Black Lives Matter: Why we #Shutdown Heathrow Airport this morning
- Text by Wail Qasim
- Photography by Jade Jackman
Despite the fondness of having grown up far too close to Heathrow Airport, like most people I try to avoid it as much as possible. There are few things then that would make me travel there early in the morning with no promise of a holiday on the other end. The fight for Black lives here in the UK is one of them.
We have got use to hearing about Black Lives Matter or the Movement for Black Lives in the United States. Names such as Michael Brown, Sandra Bland and Eric Garner are now synonymous with the crisis of racist policing on the other side of the Atlantic. But whilst many would be critical, if not outright condemnatory, of the alarming rate at which American police seem to be killing Black people, our analogous problems get little such attention here in Britain.
That is why Black Lives Matter UK, a coalition of anti-racist groups who have campaigned around deaths in custody for years, called for a nationwide day of action under the slogan #Shutdown. We saw that for decades families have had to struggle long and hard to get justice for their loved ones killed in state custody and that largely these battles are unknown and unsupported.
In England and Wales 1563 people have died in police custody or following contact with the police since 1990. Not a single officer has been convicted in any of these cases. That is the equivalent of a death every six days. Black people are at least twice as likely to be killed by the police and their deaths accounted for the majority of the most brutal deaths labelled as ‘unlawful killings’ by inquest verdicts before the monumental Hillsborough decision that delivered 96 such verdicts earlier this year.
For us, this situation is a crisis. That is why we took the action we did in London, Birmingham, Nottingham and Manchester today. At Heathrow airport our team locked themselves together and blocked the M4’s access to the airport. The disruption amounted to a couple hours of delayed traffic and no doubt some people had their travel plans affected by the protest. It was clear that a number of motorists were aggravated, to say the least, though others abandoned their cars to snap pictures in intrigue.
Of course this disruption was part of the point. People can mostly go about their daily lives unimpeded. But the everyday disruption that is suffered by those who experience racism in Britain is as much an inconvenience as not being able to get to your flight on time. That Black people are 37 times more likely to be stopped and searched, three times more likely to be arrested and 44 times more likely to be detained under the Mental Health Act in this country is the sort of disruption that doesn’t make headlines or get denounced wholesale.
Stephanie Lightfoot-Bennet, co-chair of the United Families and Friends Campaign is still battling for her brother Leon Patterson. He died in Greater Manchester Police custody in 1992 and his body was so badly injured that his own twin sister didn’t recognise her brother when asked to do identify him. Until now she has no accountability and not even a semblance of justice. What do we say to her and the many other people who have lost a loved one in similar circumstances? Our action would not have had to delay people catching their flights if we had not ignored this sort of injustice for so long.
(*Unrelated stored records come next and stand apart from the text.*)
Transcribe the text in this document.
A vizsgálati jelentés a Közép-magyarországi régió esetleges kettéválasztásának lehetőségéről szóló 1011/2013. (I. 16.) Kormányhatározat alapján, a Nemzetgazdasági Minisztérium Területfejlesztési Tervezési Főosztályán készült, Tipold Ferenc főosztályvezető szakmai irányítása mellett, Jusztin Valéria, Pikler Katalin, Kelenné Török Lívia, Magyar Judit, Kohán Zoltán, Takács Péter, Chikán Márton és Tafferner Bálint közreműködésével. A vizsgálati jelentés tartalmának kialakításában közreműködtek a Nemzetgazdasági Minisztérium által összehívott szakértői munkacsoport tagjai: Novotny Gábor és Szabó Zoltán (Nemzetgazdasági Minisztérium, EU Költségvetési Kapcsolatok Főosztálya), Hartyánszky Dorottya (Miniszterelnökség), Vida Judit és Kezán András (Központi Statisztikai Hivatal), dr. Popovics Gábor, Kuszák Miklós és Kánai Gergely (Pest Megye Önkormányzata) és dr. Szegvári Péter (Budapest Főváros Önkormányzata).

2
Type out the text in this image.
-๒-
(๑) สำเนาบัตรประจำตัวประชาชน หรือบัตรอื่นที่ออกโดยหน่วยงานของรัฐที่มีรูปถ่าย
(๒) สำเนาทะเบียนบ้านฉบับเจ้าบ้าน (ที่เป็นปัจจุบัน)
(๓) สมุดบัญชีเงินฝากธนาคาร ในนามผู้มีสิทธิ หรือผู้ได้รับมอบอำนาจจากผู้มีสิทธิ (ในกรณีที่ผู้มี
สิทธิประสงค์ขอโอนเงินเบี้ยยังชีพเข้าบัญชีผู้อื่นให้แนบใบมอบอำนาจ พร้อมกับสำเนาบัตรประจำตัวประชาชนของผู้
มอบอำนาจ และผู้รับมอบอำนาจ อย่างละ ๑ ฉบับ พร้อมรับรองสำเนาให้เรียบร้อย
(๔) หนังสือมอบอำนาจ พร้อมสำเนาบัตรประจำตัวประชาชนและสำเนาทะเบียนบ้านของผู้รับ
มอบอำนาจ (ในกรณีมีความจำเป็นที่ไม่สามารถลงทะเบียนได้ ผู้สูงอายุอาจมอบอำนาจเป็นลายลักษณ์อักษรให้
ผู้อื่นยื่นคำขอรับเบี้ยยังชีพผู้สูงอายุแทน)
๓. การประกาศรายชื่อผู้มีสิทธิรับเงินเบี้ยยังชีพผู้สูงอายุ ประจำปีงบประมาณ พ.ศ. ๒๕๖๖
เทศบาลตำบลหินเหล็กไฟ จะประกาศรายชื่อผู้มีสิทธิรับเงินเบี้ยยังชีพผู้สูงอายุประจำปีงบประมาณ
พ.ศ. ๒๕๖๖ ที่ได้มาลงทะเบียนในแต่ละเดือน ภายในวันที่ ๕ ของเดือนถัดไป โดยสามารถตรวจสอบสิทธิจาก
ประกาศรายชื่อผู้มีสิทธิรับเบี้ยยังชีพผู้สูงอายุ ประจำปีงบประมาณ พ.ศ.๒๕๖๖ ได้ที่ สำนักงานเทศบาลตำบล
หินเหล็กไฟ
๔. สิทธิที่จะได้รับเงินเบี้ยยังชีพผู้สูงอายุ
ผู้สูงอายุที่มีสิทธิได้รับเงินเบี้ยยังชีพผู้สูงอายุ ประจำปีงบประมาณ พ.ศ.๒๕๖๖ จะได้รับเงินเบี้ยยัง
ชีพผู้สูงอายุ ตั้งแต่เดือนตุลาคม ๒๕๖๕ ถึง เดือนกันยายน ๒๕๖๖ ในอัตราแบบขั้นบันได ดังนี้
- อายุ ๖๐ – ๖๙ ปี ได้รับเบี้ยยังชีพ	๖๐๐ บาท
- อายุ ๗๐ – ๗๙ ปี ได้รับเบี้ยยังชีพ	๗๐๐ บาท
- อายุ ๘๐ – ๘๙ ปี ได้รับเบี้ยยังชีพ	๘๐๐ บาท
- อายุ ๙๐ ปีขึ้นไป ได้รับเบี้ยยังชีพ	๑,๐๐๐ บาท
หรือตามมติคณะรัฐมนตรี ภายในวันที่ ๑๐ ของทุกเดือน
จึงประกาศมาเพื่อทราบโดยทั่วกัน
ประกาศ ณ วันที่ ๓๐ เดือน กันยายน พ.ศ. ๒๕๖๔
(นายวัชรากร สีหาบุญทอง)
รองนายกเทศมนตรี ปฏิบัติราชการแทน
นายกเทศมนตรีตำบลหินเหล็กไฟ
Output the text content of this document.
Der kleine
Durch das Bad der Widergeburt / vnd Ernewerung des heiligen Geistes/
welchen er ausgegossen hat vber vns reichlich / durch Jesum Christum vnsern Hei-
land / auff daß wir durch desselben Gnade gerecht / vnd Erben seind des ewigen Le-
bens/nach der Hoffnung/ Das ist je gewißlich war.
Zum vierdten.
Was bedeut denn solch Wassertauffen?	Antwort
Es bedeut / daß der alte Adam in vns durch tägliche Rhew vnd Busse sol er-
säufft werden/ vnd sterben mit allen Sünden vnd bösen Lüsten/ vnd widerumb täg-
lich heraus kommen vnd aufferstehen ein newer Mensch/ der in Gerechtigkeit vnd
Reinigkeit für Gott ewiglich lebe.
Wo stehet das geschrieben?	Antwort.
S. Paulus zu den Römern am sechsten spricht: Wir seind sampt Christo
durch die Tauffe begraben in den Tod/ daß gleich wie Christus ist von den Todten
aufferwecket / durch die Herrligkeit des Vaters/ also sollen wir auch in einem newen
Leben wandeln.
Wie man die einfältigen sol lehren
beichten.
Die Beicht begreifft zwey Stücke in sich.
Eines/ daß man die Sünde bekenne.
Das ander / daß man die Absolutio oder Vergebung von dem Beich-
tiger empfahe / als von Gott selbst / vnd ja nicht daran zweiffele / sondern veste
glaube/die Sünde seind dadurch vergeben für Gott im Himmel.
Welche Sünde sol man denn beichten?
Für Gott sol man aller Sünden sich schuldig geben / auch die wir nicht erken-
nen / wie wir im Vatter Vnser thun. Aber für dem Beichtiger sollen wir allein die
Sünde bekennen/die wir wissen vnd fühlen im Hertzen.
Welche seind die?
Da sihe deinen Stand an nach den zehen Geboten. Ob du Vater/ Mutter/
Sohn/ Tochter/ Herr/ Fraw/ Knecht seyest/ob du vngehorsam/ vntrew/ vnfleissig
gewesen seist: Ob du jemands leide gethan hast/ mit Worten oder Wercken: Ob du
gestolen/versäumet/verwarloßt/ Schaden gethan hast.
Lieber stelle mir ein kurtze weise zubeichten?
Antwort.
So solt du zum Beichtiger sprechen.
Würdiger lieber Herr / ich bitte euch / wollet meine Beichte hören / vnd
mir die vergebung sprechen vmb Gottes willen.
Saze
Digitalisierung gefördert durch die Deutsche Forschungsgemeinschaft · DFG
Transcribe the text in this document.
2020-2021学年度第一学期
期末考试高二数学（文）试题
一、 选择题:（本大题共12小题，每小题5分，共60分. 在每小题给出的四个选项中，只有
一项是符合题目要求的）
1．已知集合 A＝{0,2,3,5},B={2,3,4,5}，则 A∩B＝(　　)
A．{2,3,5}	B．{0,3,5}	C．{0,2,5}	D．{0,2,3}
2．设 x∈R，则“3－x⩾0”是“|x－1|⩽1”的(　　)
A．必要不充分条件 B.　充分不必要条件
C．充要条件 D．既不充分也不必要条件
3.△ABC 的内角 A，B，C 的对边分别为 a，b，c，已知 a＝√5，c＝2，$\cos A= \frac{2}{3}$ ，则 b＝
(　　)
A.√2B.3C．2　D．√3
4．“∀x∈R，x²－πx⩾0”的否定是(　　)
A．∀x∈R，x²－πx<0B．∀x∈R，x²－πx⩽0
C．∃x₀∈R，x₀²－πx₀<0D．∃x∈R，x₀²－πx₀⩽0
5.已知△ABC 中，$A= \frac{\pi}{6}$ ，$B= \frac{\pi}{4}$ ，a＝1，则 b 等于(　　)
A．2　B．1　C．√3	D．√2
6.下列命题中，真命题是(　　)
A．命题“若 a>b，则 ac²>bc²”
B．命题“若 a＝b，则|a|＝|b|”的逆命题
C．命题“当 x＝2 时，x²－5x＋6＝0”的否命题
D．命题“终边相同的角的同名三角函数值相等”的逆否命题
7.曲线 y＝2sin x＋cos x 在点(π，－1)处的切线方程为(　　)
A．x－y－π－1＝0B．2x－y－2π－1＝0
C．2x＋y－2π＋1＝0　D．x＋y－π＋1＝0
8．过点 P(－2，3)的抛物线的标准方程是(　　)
It is no accident that our protest took place close to both Colnbrook and Harmondsworth immigration removal centres. Black lives that are subject to the violence of Britain’s borders and their enforcement are what we are fighting for too. In 2010 Jimmy Mubenga died whilst being forcibly removed from this country by G4S guards. He died whilst on a British Airways flight leaving Heathrow. His name rung out in the chants of those locked together on the tarmac not far from where Jimmy died.
Our movement has not been ashamed to say that there are in fact similarities with what happens in the United States. Black lives internationally are under threat and time and time again we here similar narratives of police restraint gone wrong and mental health episodes met with deadly force. But Britain has it’s own legacy of state racism. We are yet to deal with the conditions of colonialism, so how could we possibly talk about their continuation into the modern day?
As Black people we are more likely to be homeless or living in inadequate housing, Black Caribbean students are over three times more likely to be permanently excluded from school and where we are employed 1 in 5 of our jobs are part-time and precarious positions. So when we say that Black Lives Matter we mean all of these inequalities. For our campaign there is a direct continuum between these aspects of our lives and the brutal deaths that we are subject to at the hands of law enforcement.
Black Lives Matter as a movement in the UK is just beginning. Whilst we build on the work of those in the US our own conversation needs to urgently begin here. Our goals are nothing short of justice for those killed and a future where Black lives are not full of grief. I know that the #Shutdown has got us closer to this.